Tespit davası eda davasının öncüsü niteliğindedir. Bu nedenle tespit davasında elde edilen hüküm daha sonra açılan eda davasında (konusuyla sınırlı olarak) kesin delil oluşturur.

Eda davası sonunda elde edilen hükmün tespite ilişkin bölümünün kapsamı, tespit davasında elde edilecek tespit hükmünden daha dar ise o zaman eda davası açılması mümkün olmasına rağmen, eda davasından bağımsız olarak ayrıca tespit davası açılmasında güncel hukuki yarar vardır.
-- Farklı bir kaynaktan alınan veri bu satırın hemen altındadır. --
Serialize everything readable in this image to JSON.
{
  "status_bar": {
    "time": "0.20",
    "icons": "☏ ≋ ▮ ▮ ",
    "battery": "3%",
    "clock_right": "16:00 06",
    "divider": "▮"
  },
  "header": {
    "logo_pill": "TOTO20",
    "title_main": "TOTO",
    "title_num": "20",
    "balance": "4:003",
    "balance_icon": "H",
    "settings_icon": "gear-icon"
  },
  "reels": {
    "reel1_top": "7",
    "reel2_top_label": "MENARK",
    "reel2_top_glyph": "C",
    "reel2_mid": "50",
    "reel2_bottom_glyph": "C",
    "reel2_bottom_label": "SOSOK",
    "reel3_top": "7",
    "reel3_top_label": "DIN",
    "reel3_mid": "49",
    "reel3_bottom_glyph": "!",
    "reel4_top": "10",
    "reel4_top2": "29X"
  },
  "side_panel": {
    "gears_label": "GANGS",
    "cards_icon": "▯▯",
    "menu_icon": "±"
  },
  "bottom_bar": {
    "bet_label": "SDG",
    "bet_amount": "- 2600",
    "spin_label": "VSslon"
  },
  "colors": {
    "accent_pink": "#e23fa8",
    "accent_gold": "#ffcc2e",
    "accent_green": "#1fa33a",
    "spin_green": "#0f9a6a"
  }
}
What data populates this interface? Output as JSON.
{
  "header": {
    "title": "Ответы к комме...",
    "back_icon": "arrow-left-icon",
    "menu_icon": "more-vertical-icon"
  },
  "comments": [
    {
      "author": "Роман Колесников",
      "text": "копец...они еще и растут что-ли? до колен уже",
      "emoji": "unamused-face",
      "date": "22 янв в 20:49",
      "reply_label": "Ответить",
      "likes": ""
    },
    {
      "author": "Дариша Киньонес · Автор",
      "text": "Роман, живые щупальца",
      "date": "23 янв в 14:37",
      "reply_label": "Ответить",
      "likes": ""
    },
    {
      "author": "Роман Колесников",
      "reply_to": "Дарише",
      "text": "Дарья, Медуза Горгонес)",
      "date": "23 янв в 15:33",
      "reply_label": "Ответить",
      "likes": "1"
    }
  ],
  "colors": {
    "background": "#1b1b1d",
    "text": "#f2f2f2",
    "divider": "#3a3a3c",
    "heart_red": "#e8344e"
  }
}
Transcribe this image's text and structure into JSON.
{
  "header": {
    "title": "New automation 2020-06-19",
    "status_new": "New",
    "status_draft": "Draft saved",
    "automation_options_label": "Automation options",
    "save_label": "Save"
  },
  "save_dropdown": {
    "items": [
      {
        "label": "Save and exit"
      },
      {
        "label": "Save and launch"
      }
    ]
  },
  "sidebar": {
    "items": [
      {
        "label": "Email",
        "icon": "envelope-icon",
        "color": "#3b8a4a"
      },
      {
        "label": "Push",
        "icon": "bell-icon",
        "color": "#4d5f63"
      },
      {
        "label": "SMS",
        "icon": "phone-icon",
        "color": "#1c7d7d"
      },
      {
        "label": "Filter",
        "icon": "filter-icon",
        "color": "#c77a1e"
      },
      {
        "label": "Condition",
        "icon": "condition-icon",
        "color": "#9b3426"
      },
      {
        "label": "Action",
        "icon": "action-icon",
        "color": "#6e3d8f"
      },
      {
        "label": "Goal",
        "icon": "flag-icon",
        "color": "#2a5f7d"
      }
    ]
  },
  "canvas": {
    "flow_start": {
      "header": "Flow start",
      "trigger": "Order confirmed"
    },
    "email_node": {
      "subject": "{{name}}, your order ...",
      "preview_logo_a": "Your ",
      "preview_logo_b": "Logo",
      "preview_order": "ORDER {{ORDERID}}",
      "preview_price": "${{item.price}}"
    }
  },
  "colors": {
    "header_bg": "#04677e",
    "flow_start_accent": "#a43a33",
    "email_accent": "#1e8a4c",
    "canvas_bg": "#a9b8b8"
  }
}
Davacının açtığı tespit davası sonucuna göre davacı dava tarihinde hâlen çalışmaya devam ettiği için dava tarihinden sonrasına ilişkin olmak üzere yeni dönem ücretinin etkileneceği ve bundan sonraki ücretinin bu tespit hükmüyle tespit edilen mevcut durum göz önüne alınarak belirleneceği göz önüne alındığında, davacının davasına tespit davası olarak devamında güncel hukuki yararı mevcuttur. Davacı, dava tarihinden önceki dönem yönünden hak kazandığı alacaklarından vazgeçerek hâlen çalışmaya devam ettiği için dava tarihinden sonrası çalışmalarına esas olmak üzere tespit talebinde bulunmasında hukuki yarar olmadığı düşünülemez. Zira dava tarihinden sonrası için alacağı bir tespit hükmüyle artık davalı ... işçisi olacak ve işyerinde uygulanan toplu iş sözleşmesinden faydalanmak suretiyle sosyal haklardan, eksik ödenen ücretlerden ve fesih hâlinde de tespit edilen yeni duruma göre feshe bağlı haklardan faydalanabilecektir. Bunun için mutlaka eda davası açmasına da gerek yoktur. Dava tarihi itibarıyla henüz doğmamış olan dava tarihinden sonra hak kazanacağı alacakları yönünden eda davası açarak tahsil talebinde bulunması da mümkün değildir. Davacının muvaazalı çalıştırılıp çalıştırılmadığının tespitine göre davalı ... Müdürlüğünün tarafı olduğu toplu iş sözleşmesinden yararlanma imkânının doğabileceği, taraf sendikaya üye ise iş sözleşmesinin devamı sırasında yıllık ücretli izin süresinin belirlenmesi ve kullandırılmayan yıllık ücretli izin alacağı konusunda eda davası açma imkânı bulunmayan davacının 6100 sayılı Kanun'un 106 ncı maddesi çerçevesinde bu tür bir dava açmakta güncel hukuki yararının mevcut olduğunun kabulü gerekir.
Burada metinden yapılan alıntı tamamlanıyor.